Horizon provenance — read this before using 2035 or 2080. The pollination model publishes a single future slice, at 2050. The 2035 and 2080 layers are linearly scaled off the 2015 baseline — the 2050 shock multiplied by (horizon − 2015) / 35 and clamped to range — so they assume the service degrades at a constant rate. They carry no independent model information: they are an interpolation and an extrapolation of the 2050 result, and should be read as a trajectory, not as a projection.

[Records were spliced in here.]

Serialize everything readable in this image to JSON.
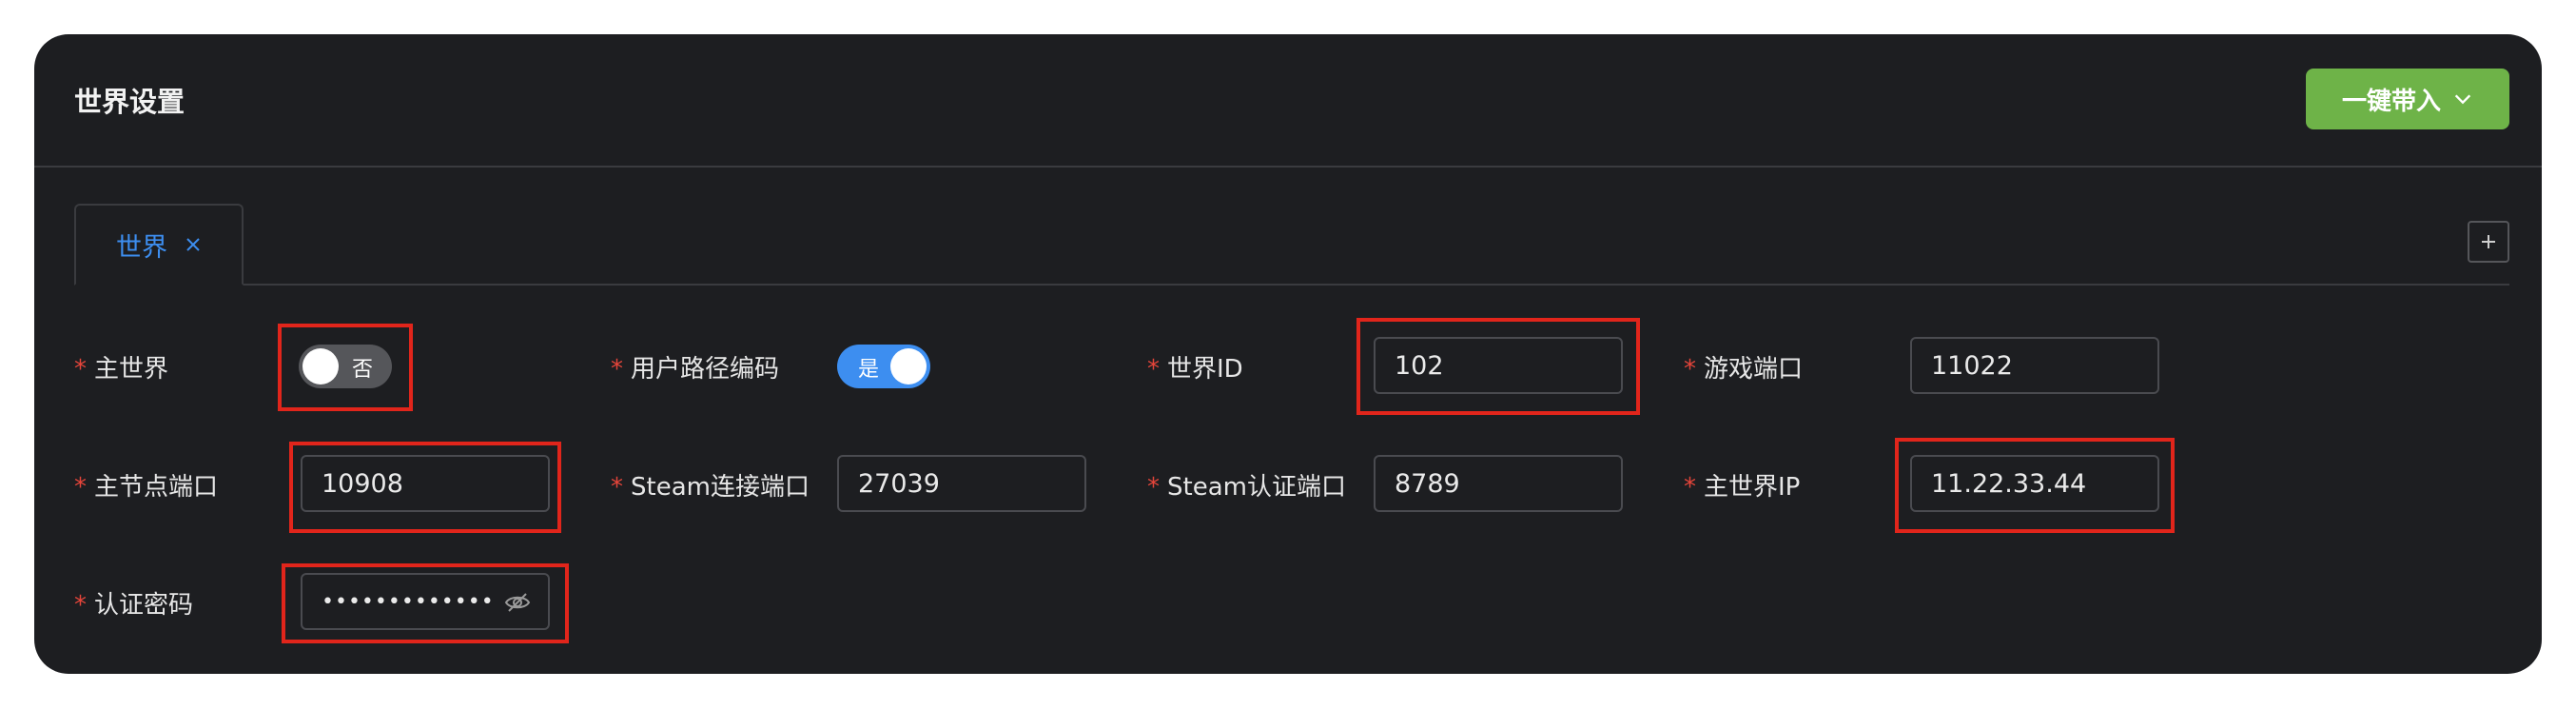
{
  "header": {
    "title": "世界设置",
    "bring_button_label": "一键带入"
  },
  "tabs": [
    {
      "label": "世界",
      "active": true
    }
  ],
  "fields": {
    "main_world": {
      "label": "主世界",
      "switch_text": "否",
      "checked": false
    },
    "user_path_encoding": {
      "label": "用户路径编码",
      "switch_text": "是",
      "checked": true
    },
    "world_id": {
      "label": "世界ID",
      "value": "102"
    },
    "game_port": {
      "label": "游戏端口",
      "value": "11022"
    },
    "master_node_port": {
      "label": "主节点端口",
      "value": "10908"
    },
    "steam_connect_port": {
      "label": "Steam连接端口",
      "value": "27039"
    },
    "steam_auth_port": {
      "label": "Steam认证端口",
      "value": "8789"
    },
    "main_world_ip": {
      "label": "主世界IP",
      "value": "11.22.33.44"
    },
    "auth_password": {
      "label": "认证密码",
      "value": "••••••••••••••"
    }
  },
  "required_mark": "*",
  "colors": {
    "background": "#1d1e21",
    "accent": "#3d8ef0",
    "bring_button": "#6eb348",
    "required": "#e5453a",
    "highlight": "#e1251b"
  },
  "icons": [
    "close-icon",
    "plus-icon",
    "chevron-down-icon",
    "eye-off-icon"
  ]
}
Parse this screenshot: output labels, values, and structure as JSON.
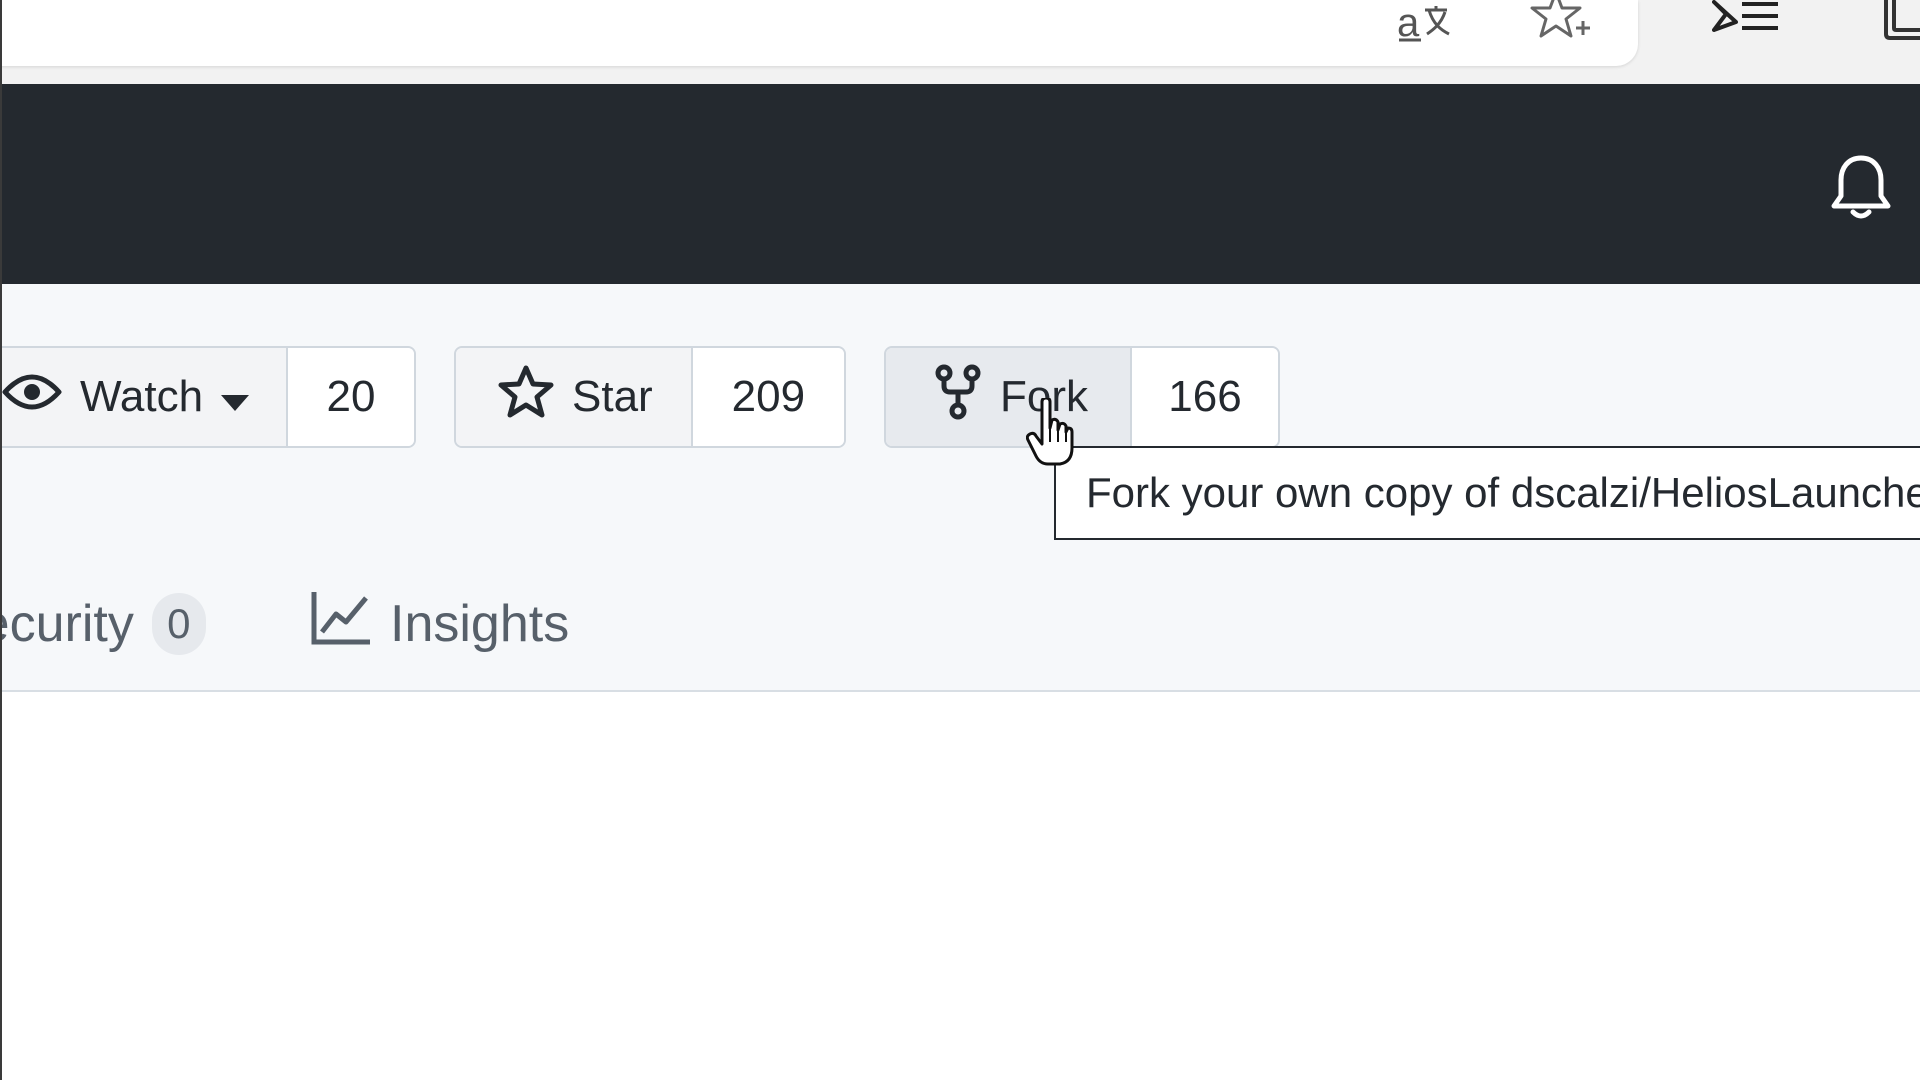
{
  "browser": {
    "toolbar_icons": [
      "translate-icon",
      "add-favorite-icon",
      "reading-list-icon",
      "collections-icon"
    ]
  },
  "header": {
    "notification_icon": "bell-icon"
  },
  "repo_actions": {
    "watch": {
      "label": "Watch",
      "count": "20",
      "icon": "eye-icon",
      "caret": "caret-down-icon"
    },
    "star": {
      "label": "Star",
      "count": "209",
      "icon": "star-icon"
    },
    "fork": {
      "label": "Fork",
      "count": "166",
      "icon": "repo-forked-icon"
    }
  },
  "tooltip": {
    "text": "Fork your own copy of dscalzi/HeliosLauncher"
  },
  "tabs": {
    "security": {
      "label": "Security",
      "count": "0"
    },
    "insights": {
      "label": "Insights",
      "icon": "graph-icon"
    }
  },
  "colors": {
    "header_bg": "#24292f",
    "repo_bg": "#f6f8fa",
    "border": "#d0d7de",
    "text": "#24292f",
    "muted": "#57606a"
  }
}
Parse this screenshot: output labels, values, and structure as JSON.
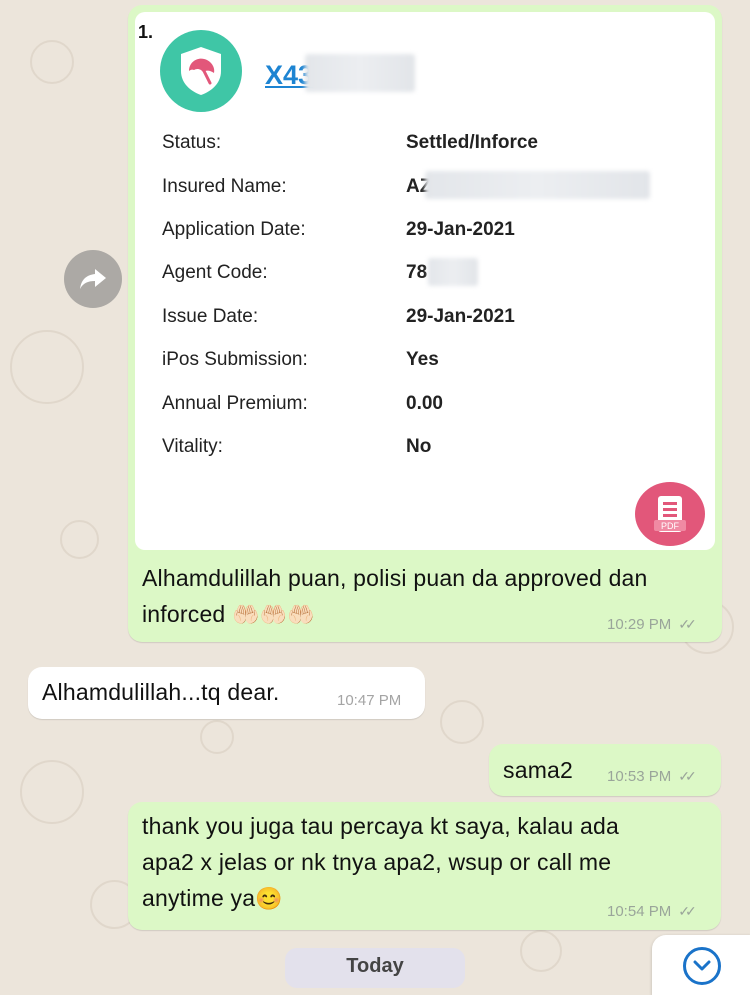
{
  "policy_card": {
    "index": "1.",
    "policy_number_prefix": "X43",
    "rows": [
      {
        "label": "Status:",
        "value": "Settled/Inforce"
      },
      {
        "label": "Insured Name:",
        "value": "AZ"
      },
      {
        "label": "Application Date:",
        "value": "29-Jan-2021"
      },
      {
        "label": "Agent Code:",
        "value": "78"
      },
      {
        "label": "Issue Date:",
        "value": "29-Jan-2021"
      },
      {
        "label": "iPos Submission:",
        "value": "Yes"
      },
      {
        "label": "Annual Premium:",
        "value": "0.00"
      },
      {
        "label": "Vitality:",
        "value": "No"
      }
    ],
    "pdf_label": "PDF"
  },
  "messages": [
    {
      "direction": "outgoing",
      "text_line1": "Alhamdulillah puan, polisi puan da approved dan",
      "text_line2": "inforced",
      "emoji": "🤲🏻🤲🏻🤲🏻",
      "time": "10:29 PM",
      "ticks": "✓✓"
    },
    {
      "direction": "incoming",
      "text": "Alhamdulillah...tq dear.",
      "time": "10:47 PM"
    },
    {
      "direction": "outgoing",
      "text": "sama2",
      "time": "10:53 PM",
      "ticks": "✓✓"
    },
    {
      "direction": "outgoing",
      "text_line1": "thank you juga tau percaya kt saya, kalau ada",
      "text_line2": "apa2 x jelas or nk tnya apa2, wsup or call me",
      "text_line3": "anytime ya",
      "emoji": "😊",
      "time": "10:54 PM",
      "ticks": "✓✓"
    }
  ],
  "date_separator": "Today",
  "colors": {
    "outgoing_bubble": "#dcf8c6",
    "incoming_bubble": "#ffffff",
    "link": "#1d84d2",
    "logo_bg": "#3fc6a6",
    "pdf_bg": "#e2577a",
    "scroll_accent": "#1a73c9"
  },
  "icons": {
    "logo": "shield-umbrella-icon",
    "pdf": "pdf-document-icon",
    "forward": "forward-arrow-icon",
    "scroll": "chevron-down-icon"
  }
}
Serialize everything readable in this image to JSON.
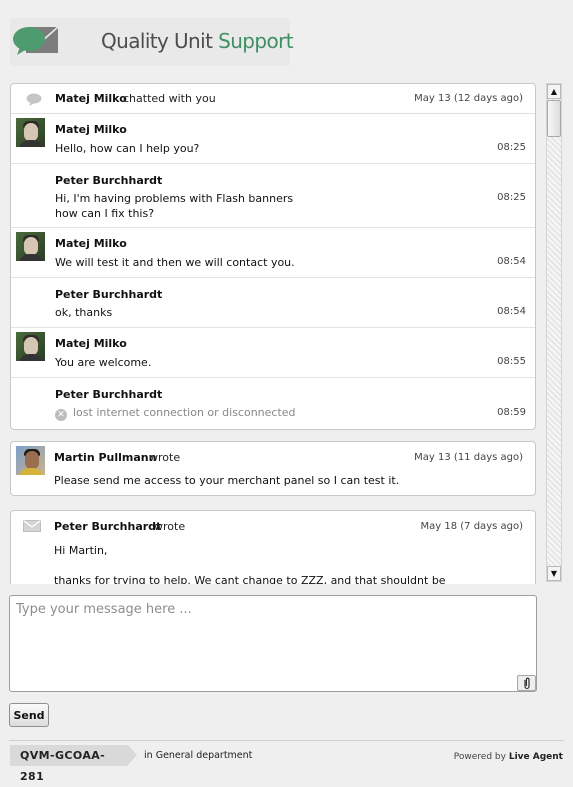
{
  "brand": {
    "name_part1": "Quality Unit",
    "name_part2": "Support"
  },
  "chat_box": {
    "header_name": "Matej Milko",
    "header_action": "chatted with you",
    "header_date": "May 13 (12 days ago)",
    "messages": [
      {
        "author": "Matej Milko",
        "text": "Hello, how can I help you?",
        "time": "08:25"
      },
      {
        "author": "Peter Burchhardt",
        "text_line1": "Hi, I'm having problems with Flash banners",
        "text_line2": "how can I fix this?",
        "time": "08:25"
      },
      {
        "author": "Matej Milko",
        "text": "We will test it and then we will contact you.",
        "time": "08:54"
      },
      {
        "author": "Peter Burchhardt",
        "text": "ok, thanks",
        "time": "08:54"
      },
      {
        "author": "Matej Milko",
        "text": "You are welcome.",
        "time": "08:55"
      },
      {
        "author": "Peter Burchhardt",
        "status": "lost internet connection or disconnected",
        "time": "08:59"
      }
    ]
  },
  "note_box": {
    "author": "Martin Pullmann",
    "action": "wrote",
    "date": "May 13 (11 days ago)",
    "text": "Please send me access to your merchant panel so I can test it."
  },
  "mail_box": {
    "author": "Peter Burchhardt",
    "action": "wrote",
    "date": "May 18 (7 days ago)",
    "line1": "Hi Martin,",
    "line2": "thanks for trying to help. We cant change to ZZZ, and that shouldnt be"
  },
  "composer": {
    "placeholder": "Type your message here ..."
  },
  "send_label": "Send",
  "footer": {
    "ticket_id": "QVM-GCOAA-281",
    "dept_prefix": "in",
    "dept_name": "General",
    "dept_suffix": "department",
    "powered_prefix": "Powered by",
    "powered_brand": "Live Agent"
  },
  "icons": {
    "chat": "chat-bubble-icon",
    "mail": "envelope-icon",
    "disconnected": "x-circle-icon",
    "attach": "paperclip-icon"
  }
}
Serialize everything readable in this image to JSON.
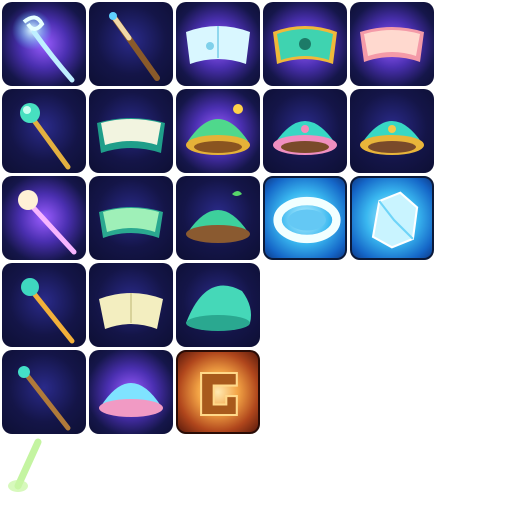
{
  "sheet": {
    "background": "#ffffff",
    "tile_background": "#141548",
    "rows": [
      [
        "spiral-staff-icon",
        "wooden-wand-icon",
        "glowing-book-icon",
        "green-gold-book-icon",
        "pink-book-icon"
      ],
      [
        "leaf-staff-icon",
        "teal-book-icon",
        "gold-crown-dome-icon",
        "pink-heart-dome-icon",
        "teal-gold-dome-icon"
      ],
      [
        "pearl-orb-staff-icon",
        "green-book-icon",
        "sprout-dome-icon",
        "ice-ring-icon",
        "ice-crystal-icon"
      ],
      [
        "teal-orb-staff-icon",
        "cream-book-icon",
        "mint-cap-icon"
      ],
      [
        "teal-wand-icon",
        "glowing-pink-dome-icon",
        "fire-rune-icon"
      ]
    ],
    "loose_sprite": "green-light-beam-icon"
  }
}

Scenario forcing. The pessimistic member is driven by SSP3-RCP6.0, the forcing this model publishes for the regional-rivalry pathway, whereas the natural-asset layers use SSP3-RCP7.0 and the application labels the scenario SSP3-7.0 throughout. Same storyline, slightly lower radiative forcing behind this service model.

How to read it

Values are the projected change in the pollination deficit, in percent versus 2015. More positive = greater projected loss of pollination service at that location; negative values mean the deficit narrows. The signal is only material where pollination-dependent production actually sits — a site with no insect-pollinated crop in its supply chain can show a large shock and still carry no financial exposure to it.

Class thresholds

The underlying quantity is a change-of-condition flux: relative change in the pollination deficit, in % vs the 2015 baseline, capped at ±100 %. Rendered as a continuous symlog diverging gradient over the endpoints −100 / 0 / +100, not as discrete risk classes. The ±100 endpoints are an in-house symmetric display choice, not published thresholds.

Map rendering is being corrected. The colour ramp and the "high Pollination shock zone" proximity flag were configured for the service/abundance convention (red at −100, flag below −30 %), which is inverted relative to the deficit data described above. The stress-test results are unaffected — the engine normalises the sign (darwin#6873) — but until the layer definition is updated, the map colours and the zone flag for this layer read backwards. This section will be updated with the corrected ramp.

Source

InVEST native-bee pollination supply (Natural Capital Project), after Chaplin-Kramer et al. — global, native 10″ resolution.

Comparison with the WWF Risk Filter Suite

This is a forward-looking, horizon-resolved scenario layer and has no equivalent in the WWF Risk Filter Suite, which publishes present-day indicators only. Treat it as a Darwin extension.

Legend

Symbolised field: Pollination shock (%)

-100
100

Generated from darwin/layers/layer-pollination-shock-ssp{1,3}-{2035,2050,2080}.toml (develop).